Starting from version 2.4 of GLib, GObject interfaces can also have properties. Declaration of the interface properties is similar to declaring the properties of ordinary GObject types as explained in the section called “Object properties”, except that g_object_interface_install_property is used to declare the properties instead of g_object_class_install_property.

To include a property named 'name' of type string in the maman_ibaz interface example code above, we only need to add one [15] line in the maman_ibaz_base_init [16] as shown below:

static void
maman_ibaz_base_init (gpointer g_iface)
{
  static gboolean is_initialized = FALSE;

  if (!is_initialized)
    {
      g_object_interface_install_property (g_iface,
                                           g_param_spec_string ("name",
                                                                "Name",
                                                                "Name of the MamanIbaz",
                                                                "maman",
                                                                G_PARAM_READWRITE));
      is_initialized = TRUE;
    }
}

One point worth noting is that the declared property wasn't assigned an integer ID. The reason being that integer IDs of properties are used only inside the get and set methods and since interfaces do not implement properties, there is no need to assign integer IDs to interface properties.

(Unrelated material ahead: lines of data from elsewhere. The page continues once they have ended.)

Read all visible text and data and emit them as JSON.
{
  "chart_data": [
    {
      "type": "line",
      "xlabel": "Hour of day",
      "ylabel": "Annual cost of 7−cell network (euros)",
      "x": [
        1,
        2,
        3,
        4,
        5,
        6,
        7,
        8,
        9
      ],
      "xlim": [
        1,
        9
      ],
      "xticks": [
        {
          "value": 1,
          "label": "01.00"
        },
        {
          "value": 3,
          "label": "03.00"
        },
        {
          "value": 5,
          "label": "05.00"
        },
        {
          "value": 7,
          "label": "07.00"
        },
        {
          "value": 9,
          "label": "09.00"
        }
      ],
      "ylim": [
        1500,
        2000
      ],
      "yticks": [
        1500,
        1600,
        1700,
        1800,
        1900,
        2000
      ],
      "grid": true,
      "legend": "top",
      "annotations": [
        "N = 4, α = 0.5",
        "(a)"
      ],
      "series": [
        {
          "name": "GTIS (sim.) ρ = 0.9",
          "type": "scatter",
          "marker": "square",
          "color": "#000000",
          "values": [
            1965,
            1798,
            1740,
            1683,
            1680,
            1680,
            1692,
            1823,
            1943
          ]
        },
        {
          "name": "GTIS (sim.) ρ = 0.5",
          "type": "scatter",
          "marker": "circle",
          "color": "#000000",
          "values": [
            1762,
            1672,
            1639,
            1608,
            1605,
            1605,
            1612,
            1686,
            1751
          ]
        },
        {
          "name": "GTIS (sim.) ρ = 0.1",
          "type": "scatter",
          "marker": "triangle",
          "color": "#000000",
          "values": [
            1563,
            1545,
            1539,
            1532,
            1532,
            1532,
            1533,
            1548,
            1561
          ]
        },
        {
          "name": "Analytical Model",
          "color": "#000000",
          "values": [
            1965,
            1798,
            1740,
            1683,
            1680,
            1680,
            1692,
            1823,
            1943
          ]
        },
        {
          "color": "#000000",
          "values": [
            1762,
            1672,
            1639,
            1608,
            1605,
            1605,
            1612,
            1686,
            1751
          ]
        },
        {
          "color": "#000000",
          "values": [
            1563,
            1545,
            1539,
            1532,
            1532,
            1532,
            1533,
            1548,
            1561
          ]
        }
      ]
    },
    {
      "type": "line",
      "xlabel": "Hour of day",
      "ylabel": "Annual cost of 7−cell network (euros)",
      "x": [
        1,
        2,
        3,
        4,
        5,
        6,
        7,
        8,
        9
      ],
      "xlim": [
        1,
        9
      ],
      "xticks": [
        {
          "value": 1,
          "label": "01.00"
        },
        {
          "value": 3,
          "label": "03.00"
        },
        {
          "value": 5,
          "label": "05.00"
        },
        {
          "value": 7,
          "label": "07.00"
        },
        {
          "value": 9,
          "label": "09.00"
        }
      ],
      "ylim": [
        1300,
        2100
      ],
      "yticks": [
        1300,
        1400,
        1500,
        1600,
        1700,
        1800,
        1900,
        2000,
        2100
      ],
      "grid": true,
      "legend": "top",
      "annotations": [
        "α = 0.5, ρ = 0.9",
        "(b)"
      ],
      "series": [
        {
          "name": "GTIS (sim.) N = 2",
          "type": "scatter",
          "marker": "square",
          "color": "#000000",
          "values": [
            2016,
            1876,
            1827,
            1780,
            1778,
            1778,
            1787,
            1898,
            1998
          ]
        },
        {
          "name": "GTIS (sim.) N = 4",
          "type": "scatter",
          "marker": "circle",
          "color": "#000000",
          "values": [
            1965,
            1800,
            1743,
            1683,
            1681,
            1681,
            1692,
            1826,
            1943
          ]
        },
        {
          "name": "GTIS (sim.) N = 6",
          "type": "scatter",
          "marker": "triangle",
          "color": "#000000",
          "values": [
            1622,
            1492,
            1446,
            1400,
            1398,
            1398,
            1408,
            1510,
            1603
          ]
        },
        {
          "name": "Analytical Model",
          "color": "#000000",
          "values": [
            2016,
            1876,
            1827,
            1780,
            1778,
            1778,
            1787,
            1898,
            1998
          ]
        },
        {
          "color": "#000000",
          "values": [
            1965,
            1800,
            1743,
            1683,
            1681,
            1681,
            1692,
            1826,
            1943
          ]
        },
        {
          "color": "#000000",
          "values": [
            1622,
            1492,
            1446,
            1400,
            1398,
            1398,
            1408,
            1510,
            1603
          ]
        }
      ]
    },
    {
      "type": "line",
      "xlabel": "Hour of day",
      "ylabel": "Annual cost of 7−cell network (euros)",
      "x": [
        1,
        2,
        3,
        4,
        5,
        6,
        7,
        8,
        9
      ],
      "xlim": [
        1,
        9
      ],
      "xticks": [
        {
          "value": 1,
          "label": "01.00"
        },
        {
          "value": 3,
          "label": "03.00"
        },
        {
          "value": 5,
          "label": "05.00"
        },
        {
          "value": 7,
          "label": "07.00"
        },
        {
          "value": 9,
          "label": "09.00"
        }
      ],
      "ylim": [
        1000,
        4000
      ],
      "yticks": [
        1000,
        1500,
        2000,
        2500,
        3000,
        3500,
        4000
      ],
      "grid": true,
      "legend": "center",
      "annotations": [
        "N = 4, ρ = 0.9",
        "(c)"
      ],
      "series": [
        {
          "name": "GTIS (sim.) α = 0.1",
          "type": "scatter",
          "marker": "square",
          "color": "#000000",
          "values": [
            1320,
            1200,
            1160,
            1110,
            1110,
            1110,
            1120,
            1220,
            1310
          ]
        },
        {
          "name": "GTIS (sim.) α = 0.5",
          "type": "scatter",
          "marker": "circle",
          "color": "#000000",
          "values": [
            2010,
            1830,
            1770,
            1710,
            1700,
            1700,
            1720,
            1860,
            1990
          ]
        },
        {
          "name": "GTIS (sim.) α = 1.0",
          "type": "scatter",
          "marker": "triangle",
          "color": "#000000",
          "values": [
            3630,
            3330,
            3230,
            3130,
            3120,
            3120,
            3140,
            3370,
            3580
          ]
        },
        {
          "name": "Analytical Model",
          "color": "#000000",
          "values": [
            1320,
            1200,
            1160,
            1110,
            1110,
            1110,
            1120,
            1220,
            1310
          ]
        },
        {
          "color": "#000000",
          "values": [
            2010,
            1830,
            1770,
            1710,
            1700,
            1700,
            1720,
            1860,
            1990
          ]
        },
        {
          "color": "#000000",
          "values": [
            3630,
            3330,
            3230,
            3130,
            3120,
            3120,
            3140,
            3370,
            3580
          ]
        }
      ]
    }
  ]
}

An implementation shall declare and define it's properties in the usual way as explained in the section called “Object properties”, except for one small change: it must declare the properties of the interface it implements using g_object_class_override_property instead of g_object_class_install_property. The following code snippet shows the modifications needed in the MamanBaz declaration and implementation above:


struct _MamanBaz
{
  GObject parent_instance;

  gint instance_member;
  gchar *name;
};

enum
{
  PROP_0,

  PROP_NAME
};

static void
maman_baz_set_property (GObject      *object,
                        guint         property_id,
                        const GValue *value,
                        GParamSpec   *pspec)
{
  MamanBaz *baz = MAMAN_BAZ (object);
  GObject *obj;

  switch (prop_id)
    {
    case ARG_NAME:
      g_free (baz->name);
      baz->name = g_value_dup_string (value);
      break;

    default:
      G_OBJECT_WARN_INVALID_PROPERTY_ID (object, prop_id, pspec);
      break;
    }
}

static void
maman_baz_get_property (GObject    *object,
                        guint       prop_id,
                        GValue     *value,
                        GParamSpec *pspec)
{
  MamanBaz *baz = MAMAN_BAZ (object);

  switch (prop_id)
    {
    case ARG_NAME:
      g_value_set_string (value, baz->name);
      break;

    default:
      G_OBJECT_WARN_INVALID_PROPERTY_ID (object, prop_id, pspec);
      break;
    }
}

static void
maman_baz_class_init (MamanBazClass *klass)
{
  GObjectClass *gobject_class = G_OBJECT_CLASS (klass);

  gobject_class->set_property = maman_baz_set_property;
  gobject_class->get_property = maman_baz_get_property;

  g_object_class_override_property (gobject_class, PROP_NAME, "name");
}



[15] That really is one line extended to six for the sake of clarity

[16] The g_object_interface_install_property can also be called from class_init but it must not be called after that point.